En 1813 los aliados habían obligado a Napoleón a retroceder hasta el territorio francés.

A partir de este momento se iban a dar una serie de batallas, negociaciones y propuestas que no lograron llegar a buen fin.

 

El 4 de abril de 1814 los aliados entraban en París y Napoleón se veía obligado a abdicar y era desterrado a la isla de Elba en la costa italiana. Francia veía como se daba la restauración del poder monárquico, los Borbones retomaban el trono mediante la figura de Luis XVIII; en teoría se presentaba como un soberano absoluto, pero en la práctica otorgaba lo que la mayoría de los franceses quería.

 

El Congreso de Viena, 1814 y 1815.

Para la celebración del Congreso todos los estados europeos enviaron representantes y muchos estados desaparecidos enviaron para que exigiesen su pronta restauración. Todas las cuestiones importantes eran decididas por las cuatro grandes potencias victoriosas. Lo que deseaban, según declararon,  era restaurar las “libertades de Europa”, la libertad de los estados europeos frene a la denominación por parte de una determinada potencia (Palmer y Colton). Se levanto un abarrera de fuertes estados a lo largo de la frontera oriental francesa. Se reconocieron a los Borbones y los Braganza los tronos de España y Portugal respectivamente.

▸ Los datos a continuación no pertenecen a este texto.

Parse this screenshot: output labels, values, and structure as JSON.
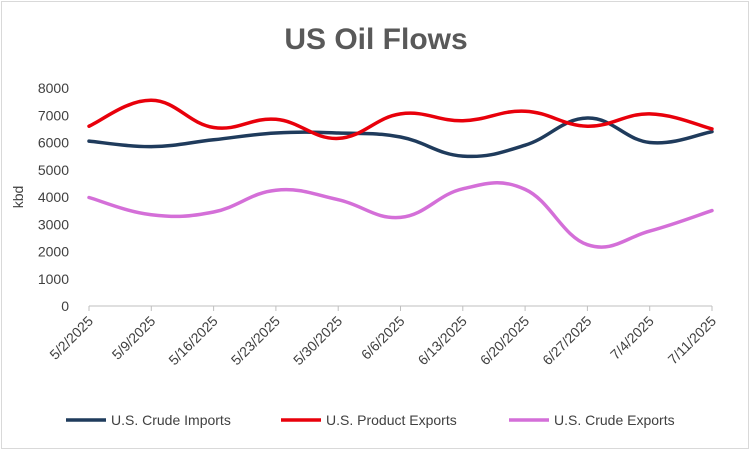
{
  "chart_data": {
    "type": "line",
    "title": "US Oil Flows",
    "ylabel": "kbd",
    "xlabel": "",
    "ylim": [
      0,
      8000
    ],
    "yticks": [
      0,
      1000,
      2000,
      3000,
      4000,
      5000,
      6000,
      7000,
      8000
    ],
    "categories": [
      "5/2/2025",
      "5/9/2025",
      "5/16/2025",
      "5/23/2025",
      "5/30/2025",
      "6/6/2025",
      "6/13/2025",
      "6/20/2025",
      "6/27/2025",
      "7/4/2025",
      "7/11/2025"
    ],
    "grid": false,
    "smooth": true,
    "legend_position": "bottom",
    "series": [
      {
        "name": "U.S. Crude Imports",
        "color": "#1f3b5c",
        "values": [
          6050,
          5850,
          6100,
          6350,
          6350,
          6200,
          5500,
          5900,
          6900,
          6000,
          6400
        ]
      },
      {
        "name": "U.S. Product Exports",
        "color": "#e8000b",
        "values": [
          6600,
          7550,
          6550,
          6850,
          6150,
          7050,
          6800,
          7150,
          6600,
          7050,
          6500
        ]
      },
      {
        "name": "U.S. Crude Exports",
        "color": "#d46fd8",
        "values": [
          3980,
          3350,
          3450,
          4250,
          3900,
          3250,
          4300,
          4280,
          2250,
          2750,
          3500
        ]
      }
    ]
  }
}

Pero por esos días Napoleón escapaba de la isla de Elba y proclamaba nuevamente del Imperio, tras su llegada a Paris se hizo cargo del gobierno y del ejército, apoyado por los adeptos a la Revolución. Las fuerzas en conflicto se encontraron en Bélgica, en Waterloo, donde el Duque de Wellington, al mando de un ejército aliado, obtuvo una gran victoria en los primeros días de junio (cien días luego del retorno del emperador). Napoleón abdicó de nuevo y fue nuevamente desterrado a Santa Elena, en el sur del Atlántico.

La Paz de Viena fue el convenio diplomático con que finalizó el período revolucionario (Palmer y Colton), provocó un resentimiento mínimo en Francia.

 

 

Bibliografía:

 

R. PALMER & J. COLTON “Historia Contemporánea”. Ed. Akal. Madrid, 1978.

G. LEFEBVRE “La Revolución Francesa y el Imperio (1787-1815)”, FCE, Colombia, 1993

G. RUDÉ “La Revolución Francesa” Ed. Vergara, Argentina, 2004.